Pollak noted that employment gains were largest for black workers (+1.4 percent), compared with 0.6 percent for white workers and 0.7 percent for Hispanics. In addition, "after losing the most jobs initially, women have recovered their jobs more quickly," she said.  

Pollak added that the number of unemployed workers on temporary layoff decreased by 1.3 million in July to 9.2 million, about half its April level, a key statistic showing that the majority of growth is still largely being driven by rehiring furloughed workers.

"Although we still have a long way to go in the recovery it’s encouraging to see sectors like retail, education and government hiring as states open up," said Becky Frankiewicz, president of ManpowerGroup North America. "We predict we will continue to see this improvement with employers hiring in three key areas: transforming business (such as web/app developers and cyber experts);  helping people (health care assistants, health tech and physicians); and moving things (logistics and warehousing).

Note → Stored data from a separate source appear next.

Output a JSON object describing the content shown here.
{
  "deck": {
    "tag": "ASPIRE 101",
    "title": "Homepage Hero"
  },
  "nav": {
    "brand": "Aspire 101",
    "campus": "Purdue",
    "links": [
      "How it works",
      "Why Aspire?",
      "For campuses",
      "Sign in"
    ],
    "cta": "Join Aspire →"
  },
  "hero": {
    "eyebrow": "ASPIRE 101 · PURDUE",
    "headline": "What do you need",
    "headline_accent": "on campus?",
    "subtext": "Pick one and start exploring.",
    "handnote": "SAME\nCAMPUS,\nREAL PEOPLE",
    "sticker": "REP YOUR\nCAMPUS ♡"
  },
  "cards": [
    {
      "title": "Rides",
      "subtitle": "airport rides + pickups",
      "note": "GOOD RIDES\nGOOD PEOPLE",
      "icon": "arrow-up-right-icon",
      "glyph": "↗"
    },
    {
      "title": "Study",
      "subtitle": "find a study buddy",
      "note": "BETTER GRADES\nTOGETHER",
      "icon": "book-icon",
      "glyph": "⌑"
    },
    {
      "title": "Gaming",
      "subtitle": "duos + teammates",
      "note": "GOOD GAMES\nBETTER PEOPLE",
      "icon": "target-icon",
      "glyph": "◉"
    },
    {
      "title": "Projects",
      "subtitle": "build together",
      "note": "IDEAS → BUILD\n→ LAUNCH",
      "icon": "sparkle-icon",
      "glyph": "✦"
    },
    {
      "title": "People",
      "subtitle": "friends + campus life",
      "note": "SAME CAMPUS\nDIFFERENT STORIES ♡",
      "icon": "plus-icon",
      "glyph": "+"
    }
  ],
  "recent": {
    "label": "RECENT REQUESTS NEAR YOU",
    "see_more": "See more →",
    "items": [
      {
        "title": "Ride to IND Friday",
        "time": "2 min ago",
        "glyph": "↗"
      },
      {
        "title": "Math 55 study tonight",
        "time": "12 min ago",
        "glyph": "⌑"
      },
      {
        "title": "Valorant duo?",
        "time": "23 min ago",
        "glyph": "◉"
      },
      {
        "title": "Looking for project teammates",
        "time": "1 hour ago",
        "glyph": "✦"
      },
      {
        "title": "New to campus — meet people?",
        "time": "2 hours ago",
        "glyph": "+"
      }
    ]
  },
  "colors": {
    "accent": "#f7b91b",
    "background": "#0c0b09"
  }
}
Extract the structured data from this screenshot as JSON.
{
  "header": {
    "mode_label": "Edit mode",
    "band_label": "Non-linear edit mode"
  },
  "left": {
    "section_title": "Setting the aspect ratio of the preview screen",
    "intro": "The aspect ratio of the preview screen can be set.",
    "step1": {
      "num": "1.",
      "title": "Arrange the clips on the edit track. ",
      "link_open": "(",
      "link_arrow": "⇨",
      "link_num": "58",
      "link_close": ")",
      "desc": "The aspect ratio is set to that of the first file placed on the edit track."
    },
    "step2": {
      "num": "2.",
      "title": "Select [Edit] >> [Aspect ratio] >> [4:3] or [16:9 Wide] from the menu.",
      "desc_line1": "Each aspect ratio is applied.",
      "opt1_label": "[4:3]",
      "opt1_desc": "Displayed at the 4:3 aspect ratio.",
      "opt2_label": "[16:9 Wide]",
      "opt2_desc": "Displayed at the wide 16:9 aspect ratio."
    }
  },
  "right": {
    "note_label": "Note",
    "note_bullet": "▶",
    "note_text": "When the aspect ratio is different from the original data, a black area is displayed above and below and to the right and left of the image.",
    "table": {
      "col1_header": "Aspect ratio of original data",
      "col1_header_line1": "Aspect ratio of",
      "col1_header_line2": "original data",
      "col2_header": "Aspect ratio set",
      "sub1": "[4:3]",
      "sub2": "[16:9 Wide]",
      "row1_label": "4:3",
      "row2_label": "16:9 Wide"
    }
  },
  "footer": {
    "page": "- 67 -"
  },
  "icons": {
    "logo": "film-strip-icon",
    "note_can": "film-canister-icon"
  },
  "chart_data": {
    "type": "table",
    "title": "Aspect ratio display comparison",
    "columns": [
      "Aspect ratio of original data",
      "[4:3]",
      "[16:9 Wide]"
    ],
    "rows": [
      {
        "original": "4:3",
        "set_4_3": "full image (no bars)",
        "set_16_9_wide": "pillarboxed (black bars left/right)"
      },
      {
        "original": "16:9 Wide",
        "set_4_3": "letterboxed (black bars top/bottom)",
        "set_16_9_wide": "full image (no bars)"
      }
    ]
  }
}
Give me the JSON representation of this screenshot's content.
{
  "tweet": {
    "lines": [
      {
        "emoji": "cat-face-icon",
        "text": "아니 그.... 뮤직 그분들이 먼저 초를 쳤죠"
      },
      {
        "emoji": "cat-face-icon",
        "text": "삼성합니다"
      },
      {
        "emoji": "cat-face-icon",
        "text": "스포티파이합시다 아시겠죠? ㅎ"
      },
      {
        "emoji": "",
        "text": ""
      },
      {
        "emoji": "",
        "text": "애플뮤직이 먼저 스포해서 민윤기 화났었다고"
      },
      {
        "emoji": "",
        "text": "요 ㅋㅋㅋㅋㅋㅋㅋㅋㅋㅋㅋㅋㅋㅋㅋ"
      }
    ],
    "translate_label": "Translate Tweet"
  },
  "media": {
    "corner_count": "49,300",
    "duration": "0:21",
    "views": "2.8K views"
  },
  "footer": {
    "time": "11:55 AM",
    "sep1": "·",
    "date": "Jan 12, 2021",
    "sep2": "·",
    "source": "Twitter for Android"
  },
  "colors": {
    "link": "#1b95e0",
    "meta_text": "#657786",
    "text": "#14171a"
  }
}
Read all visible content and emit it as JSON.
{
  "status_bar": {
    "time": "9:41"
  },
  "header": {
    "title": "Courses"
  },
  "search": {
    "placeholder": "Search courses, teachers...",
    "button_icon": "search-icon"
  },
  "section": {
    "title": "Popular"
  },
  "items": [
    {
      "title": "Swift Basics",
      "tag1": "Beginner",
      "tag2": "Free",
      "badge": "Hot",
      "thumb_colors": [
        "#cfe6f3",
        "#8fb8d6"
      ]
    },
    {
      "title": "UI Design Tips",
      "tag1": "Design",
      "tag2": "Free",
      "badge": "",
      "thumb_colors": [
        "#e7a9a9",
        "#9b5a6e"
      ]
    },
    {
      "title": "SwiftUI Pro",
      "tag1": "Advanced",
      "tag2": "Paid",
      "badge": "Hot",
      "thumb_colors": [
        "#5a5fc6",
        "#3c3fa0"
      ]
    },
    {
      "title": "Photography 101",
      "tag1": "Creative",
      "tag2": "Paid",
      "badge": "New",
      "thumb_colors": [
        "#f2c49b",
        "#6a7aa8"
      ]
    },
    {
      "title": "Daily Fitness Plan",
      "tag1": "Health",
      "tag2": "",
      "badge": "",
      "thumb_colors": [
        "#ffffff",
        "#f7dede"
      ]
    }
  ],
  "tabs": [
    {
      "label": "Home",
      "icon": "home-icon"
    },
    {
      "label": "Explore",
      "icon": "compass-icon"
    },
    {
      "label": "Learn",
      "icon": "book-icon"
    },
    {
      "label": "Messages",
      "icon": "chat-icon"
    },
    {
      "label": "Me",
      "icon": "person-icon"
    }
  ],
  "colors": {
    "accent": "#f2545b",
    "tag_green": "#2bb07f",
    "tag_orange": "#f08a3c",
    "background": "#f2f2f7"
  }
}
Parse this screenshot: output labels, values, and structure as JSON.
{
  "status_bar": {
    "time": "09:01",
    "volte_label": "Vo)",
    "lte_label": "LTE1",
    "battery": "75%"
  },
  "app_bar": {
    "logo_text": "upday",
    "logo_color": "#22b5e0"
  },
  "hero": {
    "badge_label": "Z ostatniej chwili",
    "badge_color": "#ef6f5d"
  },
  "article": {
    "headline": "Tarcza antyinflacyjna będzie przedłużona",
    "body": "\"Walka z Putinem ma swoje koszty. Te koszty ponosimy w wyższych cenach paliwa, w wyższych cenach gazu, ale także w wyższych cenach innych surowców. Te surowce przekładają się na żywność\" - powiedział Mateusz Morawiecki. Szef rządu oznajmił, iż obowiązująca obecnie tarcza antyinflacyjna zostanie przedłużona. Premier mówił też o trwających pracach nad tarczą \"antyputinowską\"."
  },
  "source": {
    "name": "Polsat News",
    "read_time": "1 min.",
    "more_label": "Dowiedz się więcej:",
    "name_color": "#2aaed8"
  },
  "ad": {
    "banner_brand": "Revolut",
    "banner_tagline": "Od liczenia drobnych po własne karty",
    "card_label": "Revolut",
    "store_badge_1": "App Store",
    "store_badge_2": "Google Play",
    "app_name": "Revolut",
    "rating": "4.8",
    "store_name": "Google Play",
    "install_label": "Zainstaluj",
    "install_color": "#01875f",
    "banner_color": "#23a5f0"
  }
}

For all employers it’s key to remember that this recovery is based on how safe people feel about a return. Consumer feelings are the driver of the economy.”

Unemployment Still Troublingly High

Just five months ago, the unemployment rate was hovering around a 50-year low of 3.5 percent.

"The total number of unemployed remains elevated at more than 16 million, some 10.6 million above pre-pandemic levels," said Mark Hamrick, senior economic analyst at Bankrate, a personal finance site in New York City. "In addition, there's 8.4 million people working part-time who want full-time work," he said.

"At this level, the unemployment rate remains higher than the worst month of the Great Recession, when it hit 10 percent in 2009," Gould said. "If workers who were sidelined as a result of the coronavirus—either out of the labor force or misclassified as employed, not at work—were included, the unemployment rate would be 13.8 percent."

Wright said that labor force participation continues to suffer from discouraged workers and caregivers staying at home and the U6 under-employment rate, although falling to 16.5 percent from 18 percent in June is still more than double the February level of 7 percent.

But the labor force participation was essentially flat, "meaning the drop [in unemployment] was a sign of workers actually getting jobs," Bunker said. "Joblessness is still tremendously high, but it is moving in the right direction."

The unemployment rate for black workers dropped to 14.6 percent in July, compared with 12.9 percent for Hispanics, 12 percent for Asians and 9.2 percent for white workers. The gap in unemployment between black and white workers widened to 5.4 percent from 5.3 percent in June and from 2.7 percent in February pre-COVID-19.

"Latina workers, who had faced the highest unemployment rates in this recession at 20.2 percent in April, are now down to 14 percent," Gould said. "Across the board, the unemployment rates are still quite high, and the unemployment insurance data released yesterday suggest the pain is likely to continue for a long time."

Bunker added that until the virus is under control, a full and sustained recovery will remain out of reach.